El filósofo declara, de Juan Villoro.
Teatre Romea. Dirección: Antonio Castro.
Los vínculos entre la filosofía y el teatro no son en absoluto actuales, sino que sus encuentros fechan de sumamente antiguo. No obstante, en esta tragicomedia escrita por Juan Villoro de lo que se trata es de desmontar el aura intelectualista que, a menudo, recubre la figura del filósofo, aquél cuyas cruzadas en pos del conocimiento y de la intelección de los primeros principios parecen dotarlo de un aura mayestática. Si bien el texto puede resultar una más o menos oportuna tragicomedia para desmontar semejante estereotipo, el montaje dirigido por Antonio Castro adolece de todos los manierismos y limitaciones escénicas del encorsetamiento naturalista.
Partiendo de una escenografía carente de cualquier elemento poético, la cual termina por tener un mero rol espacial para delimitar las estancias donde ocurre la acción – salón y cocina -, la obra presenta al personaje del profesor, interpretado por Mario Gas, acompañado de Clara, su esposa, encarnada por la actriz Rosa Renom. Huelga decir que estos primeros momentos para urdir el plan con el cual supuestamente vengarse del olvido al cual se ha visto condenado el profesor por la academia parecían prometer una comedia ácida y mordaz acerca de los vicios universitarios actuales. Lamentablemente, la promesa se queda en sólo un mero anhelo. Las carencias se hallan principalmente en el ritmo que preside la obra, falto de la complicidad y rapidez afectiva que requiere la comedia para desplegar su magia, máxime cuando la puesta en escena se mueve entre lo tragicómico y el vodevil.

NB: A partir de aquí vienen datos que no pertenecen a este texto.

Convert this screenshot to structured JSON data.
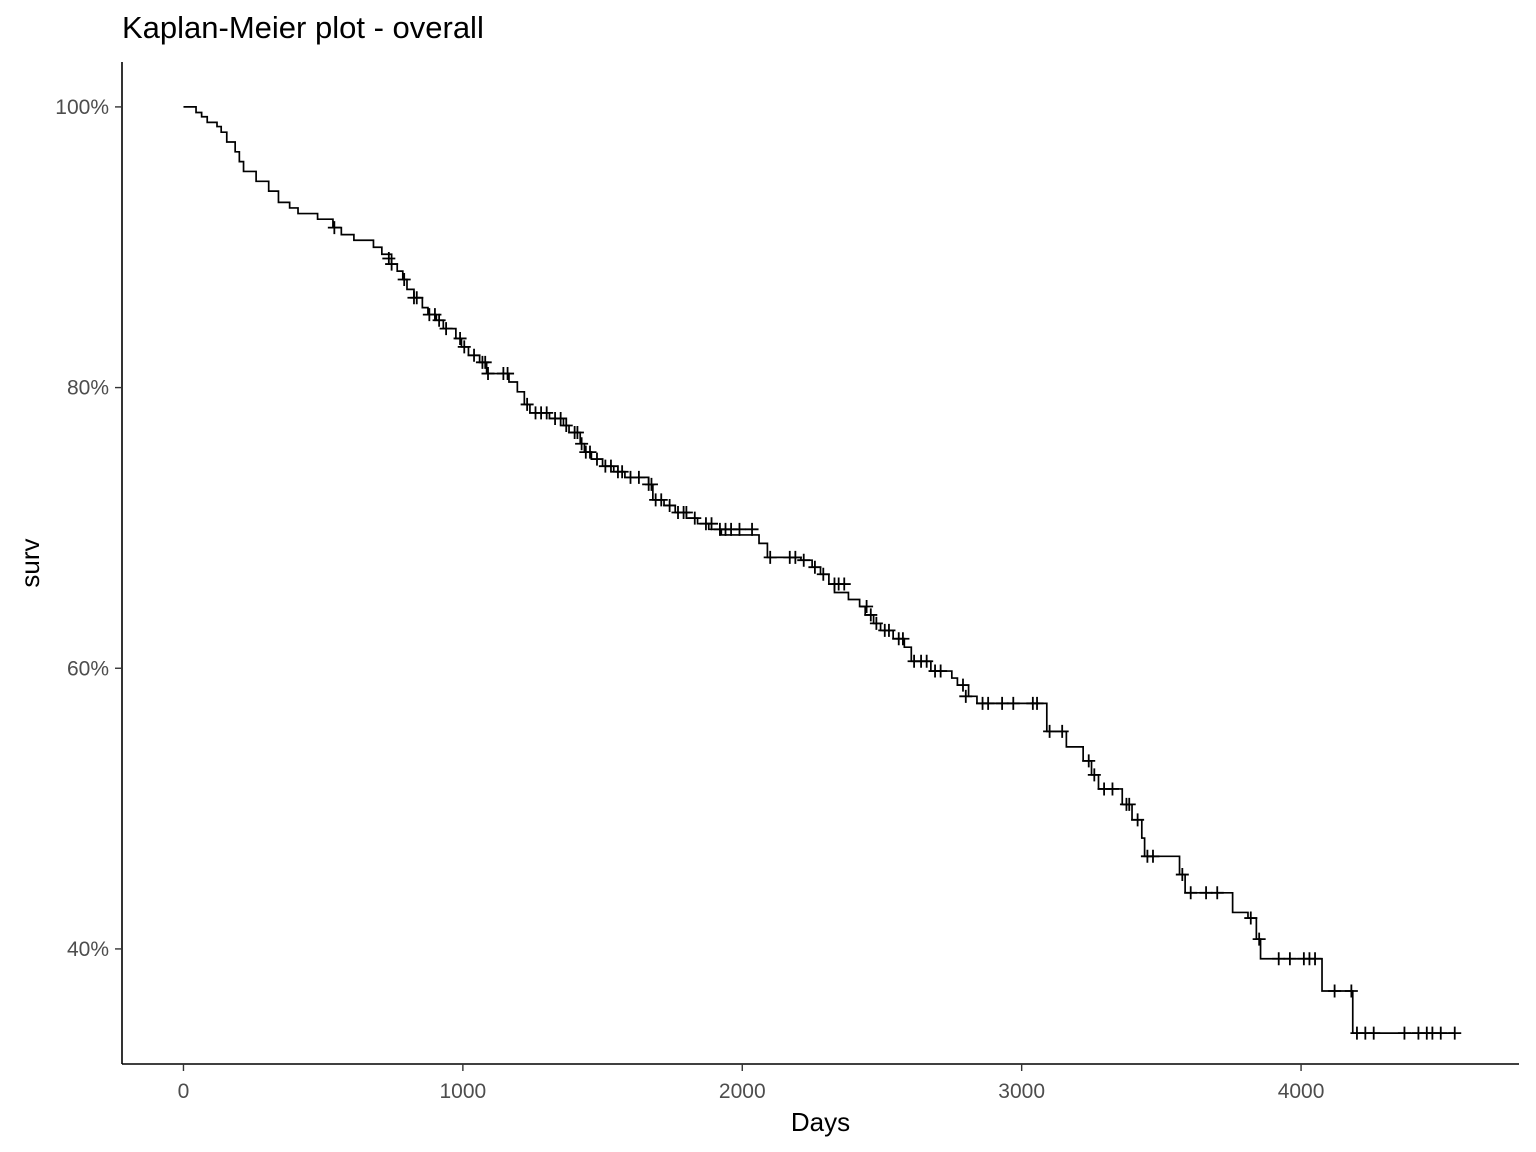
{
  "chart_data": {
    "type": "line",
    "title": "Kaplan-Meier plot - overall",
    "xlabel": "Days",
    "ylabel": "surv",
    "xlim": [
      -220,
      4780
    ],
    "ylim": [
      0.318,
      1.032
    ],
    "x_ticks": [
      0,
      1000,
      2000,
      3000,
      4000
    ],
    "x_tick_labels": [
      "0",
      "1000",
      "2000",
      "3000",
      "4000"
    ],
    "y_ticks": [
      0.4,
      0.6,
      0.8,
      1.0
    ],
    "y_tick_labels": [
      "40%",
      "60%",
      "80%",
      "100%"
    ],
    "grid": false,
    "legend": "none",
    "line_color": "#000000",
    "series": [
      {
        "step": [
          [
            0,
            1.0
          ],
          [
            40,
            1.0
          ],
          [
            45,
            0.996
          ],
          [
            65,
            0.993
          ],
          [
            85,
            0.989
          ],
          [
            120,
            0.986
          ],
          [
            135,
            0.982
          ],
          [
            155,
            0.975
          ],
          [
            185,
            0.968
          ],
          [
            200,
            0.961
          ],
          [
            215,
            0.954
          ],
          [
            260,
            0.947
          ],
          [
            305,
            0.94
          ],
          [
            340,
            0.932
          ],
          [
            380,
            0.928
          ],
          [
            410,
            0.924
          ],
          [
            480,
            0.92
          ],
          [
            535,
            0.914
          ],
          [
            565,
            0.909
          ],
          [
            610,
            0.905
          ],
          [
            680,
            0.9
          ],
          [
            710,
            0.895
          ],
          [
            745,
            0.888
          ],
          [
            765,
            0.883
          ],
          [
            785,
            0.877
          ],
          [
            800,
            0.87
          ],
          [
            825,
            0.864
          ],
          [
            855,
            0.857
          ],
          [
            875,
            0.852
          ],
          [
            905,
            0.848
          ],
          [
            930,
            0.842
          ],
          [
            975,
            0.835
          ],
          [
            995,
            0.829
          ],
          [
            1020,
            0.823
          ],
          [
            1060,
            0.818
          ],
          [
            1085,
            0.81
          ],
          [
            1165,
            0.804
          ],
          [
            1195,
            0.797
          ],
          [
            1220,
            0.788
          ],
          [
            1240,
            0.782
          ],
          [
            1310,
            0.778
          ],
          [
            1360,
            0.773
          ],
          [
            1380,
            0.768
          ],
          [
            1420,
            0.76
          ],
          [
            1435,
            0.754
          ],
          [
            1460,
            0.749
          ],
          [
            1500,
            0.744
          ],
          [
            1540,
            0.74
          ],
          [
            1580,
            0.736
          ],
          [
            1665,
            0.731
          ],
          [
            1680,
            0.72
          ],
          [
            1720,
            0.716
          ],
          [
            1760,
            0.711
          ],
          [
            1800,
            0.707
          ],
          [
            1840,
            0.703
          ],
          [
            1880,
            0.699
          ],
          [
            1925,
            0.695
          ],
          [
            2060,
            0.689
          ],
          [
            2090,
            0.679
          ],
          [
            2210,
            0.677
          ],
          [
            2250,
            0.672
          ],
          [
            2280,
            0.667
          ],
          [
            2310,
            0.66
          ],
          [
            2330,
            0.654
          ],
          [
            2380,
            0.649
          ],
          [
            2420,
            0.644
          ],
          [
            2440,
            0.638
          ],
          [
            2470,
            0.632
          ],
          [
            2495,
            0.627
          ],
          [
            2540,
            0.621
          ],
          [
            2580,
            0.615
          ],
          [
            2605,
            0.605
          ],
          [
            2675,
            0.598
          ],
          [
            2750,
            0.593
          ],
          [
            2770,
            0.588
          ],
          [
            2810,
            0.58
          ],
          [
            2840,
            0.575
          ],
          [
            3090,
            0.555
          ],
          [
            3160,
            0.544
          ],
          [
            3220,
            0.534
          ],
          [
            3250,
            0.524
          ],
          [
            3275,
            0.514
          ],
          [
            3360,
            0.503
          ],
          [
            3395,
            0.492
          ],
          [
            3430,
            0.479
          ],
          [
            3440,
            0.466
          ],
          [
            3565,
            0.453
          ],
          [
            3585,
            0.44
          ],
          [
            3755,
            0.426
          ],
          [
            3810,
            0.422
          ],
          [
            3840,
            0.407
          ],
          [
            3855,
            0.393
          ],
          [
            4075,
            0.37
          ],
          [
            4185,
            0.34
          ],
          [
            4550,
            0.34
          ]
        ],
        "censored": [
          [
            540,
            0.914
          ],
          [
            735,
            0.892
          ],
          [
            745,
            0.888
          ],
          [
            790,
            0.877
          ],
          [
            825,
            0.864
          ],
          [
            835,
            0.864
          ],
          [
            880,
            0.852
          ],
          [
            900,
            0.852
          ],
          [
            915,
            0.848
          ],
          [
            940,
            0.842
          ],
          [
            990,
            0.835
          ],
          [
            1005,
            0.829
          ],
          [
            1040,
            0.823
          ],
          [
            1070,
            0.818
          ],
          [
            1080,
            0.818
          ],
          [
            1090,
            0.81
          ],
          [
            1145,
            0.81
          ],
          [
            1160,
            0.81
          ],
          [
            1230,
            0.788
          ],
          [
            1260,
            0.782
          ],
          [
            1280,
            0.782
          ],
          [
            1300,
            0.782
          ],
          [
            1330,
            0.778
          ],
          [
            1350,
            0.778
          ],
          [
            1370,
            0.773
          ],
          [
            1400,
            0.768
          ],
          [
            1410,
            0.768
          ],
          [
            1425,
            0.76
          ],
          [
            1440,
            0.754
          ],
          [
            1455,
            0.754
          ],
          [
            1480,
            0.749
          ],
          [
            1510,
            0.744
          ],
          [
            1530,
            0.744
          ],
          [
            1555,
            0.74
          ],
          [
            1570,
            0.74
          ],
          [
            1600,
            0.736
          ],
          [
            1630,
            0.736
          ],
          [
            1665,
            0.731
          ],
          [
            1675,
            0.731
          ],
          [
            1690,
            0.72
          ],
          [
            1710,
            0.72
          ],
          [
            1740,
            0.716
          ],
          [
            1770,
            0.711
          ],
          [
            1790,
            0.711
          ],
          [
            1800,
            0.711
          ],
          [
            1830,
            0.707
          ],
          [
            1870,
            0.703
          ],
          [
            1890,
            0.703
          ],
          [
            1920,
            0.699
          ],
          [
            1940,
            0.699
          ],
          [
            1960,
            0.699
          ],
          [
            1990,
            0.699
          ],
          [
            2035,
            0.699
          ],
          [
            2100,
            0.679
          ],
          [
            2170,
            0.679
          ],
          [
            2190,
            0.679
          ],
          [
            2220,
            0.677
          ],
          [
            2260,
            0.672
          ],
          [
            2290,
            0.667
          ],
          [
            2330,
            0.66
          ],
          [
            2345,
            0.66
          ],
          [
            2365,
            0.66
          ],
          [
            2445,
            0.644
          ],
          [
            2460,
            0.638
          ],
          [
            2480,
            0.632
          ],
          [
            2510,
            0.627
          ],
          [
            2525,
            0.627
          ],
          [
            2560,
            0.621
          ],
          [
            2575,
            0.621
          ],
          [
            2615,
            0.605
          ],
          [
            2640,
            0.605
          ],
          [
            2660,
            0.605
          ],
          [
            2690,
            0.598
          ],
          [
            2710,
            0.598
          ],
          [
            2790,
            0.588
          ],
          [
            2800,
            0.58
          ],
          [
            2860,
            0.575
          ],
          [
            2880,
            0.575
          ],
          [
            2930,
            0.575
          ],
          [
            2970,
            0.575
          ],
          [
            3040,
            0.575
          ],
          [
            3055,
            0.575
          ],
          [
            3100,
            0.555
          ],
          [
            3145,
            0.555
          ],
          [
            3240,
            0.534
          ],
          [
            3260,
            0.524
          ],
          [
            3295,
            0.514
          ],
          [
            3325,
            0.514
          ],
          [
            3375,
            0.503
          ],
          [
            3385,
            0.503
          ],
          [
            3415,
            0.492
          ],
          [
            3450,
            0.466
          ],
          [
            3470,
            0.466
          ],
          [
            3575,
            0.453
          ],
          [
            3605,
            0.44
          ],
          [
            3660,
            0.44
          ],
          [
            3700,
            0.44
          ],
          [
            3820,
            0.422
          ],
          [
            3850,
            0.407
          ],
          [
            3920,
            0.393
          ],
          [
            3960,
            0.393
          ],
          [
            4010,
            0.393
          ],
          [
            4030,
            0.393
          ],
          [
            4050,
            0.393
          ],
          [
            4120,
            0.37
          ],
          [
            4180,
            0.37
          ],
          [
            4200,
            0.34
          ],
          [
            4230,
            0.34
          ],
          [
            4260,
            0.34
          ],
          [
            4370,
            0.34
          ],
          [
            4420,
            0.34
          ],
          [
            4450,
            0.34
          ],
          [
            4470,
            0.34
          ],
          [
            4500,
            0.34
          ],
          [
            4550,
            0.34
          ]
        ]
      }
    ]
  }
}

Todo lo que sigue a esta primera escena, donde Mario Gas y Rosa Renom no terminan de funcionar como pareja, habiendo unas alusiones textuales a la supuesta sensualidad de la esposa que en modo alguno se reflejan en la actuación de Renom, termina por ser un montaje que deja morir por inanición un texto que, pese a no ser brillante, ofrecía muchísimo más. Los demás actores sucumben al sopor del montaje, instalado en una repetición de convencionalismos donde prima el naturalismo por encima de cualquier otro lenguaje teatral – y eso que ha llovido desde el naturalismo -. Ricardo Moya, quien encarna un Pato Bermúdez carente de gracia; Meritxell Calvo, una sobrina estereotipa del profesor, y un Jordi Andújar falto de vis cómica para el papel que debería haber dado muchísimo más juego con el profesor al ser la fantasía del idiota creado expresamente por su mujer, no hacen nada más que testificar una dirección simplista y errática, ausente de todo músculo escénico. El texto y los actores parecen dos realidades separadas, hallándose las interpretaciones en un “hacer ver” constante que deja de lado cualquier verdad escénica, es decir, la verosimilitud dramática, la cual en modo alguno tiene que reducirse a una simple copia de conductas humanas.
Sinceramente, quien quiera reírse con algunos gags en torno a dos señores que se reencuentran para dirimir disputas viriles disfrazadas de intelectualismo, quizás pase casi dos horas algo simpáticas; quien busque una comedia mordaz y bien tejida, no espere nada de este montaje. Una auténtica decepción.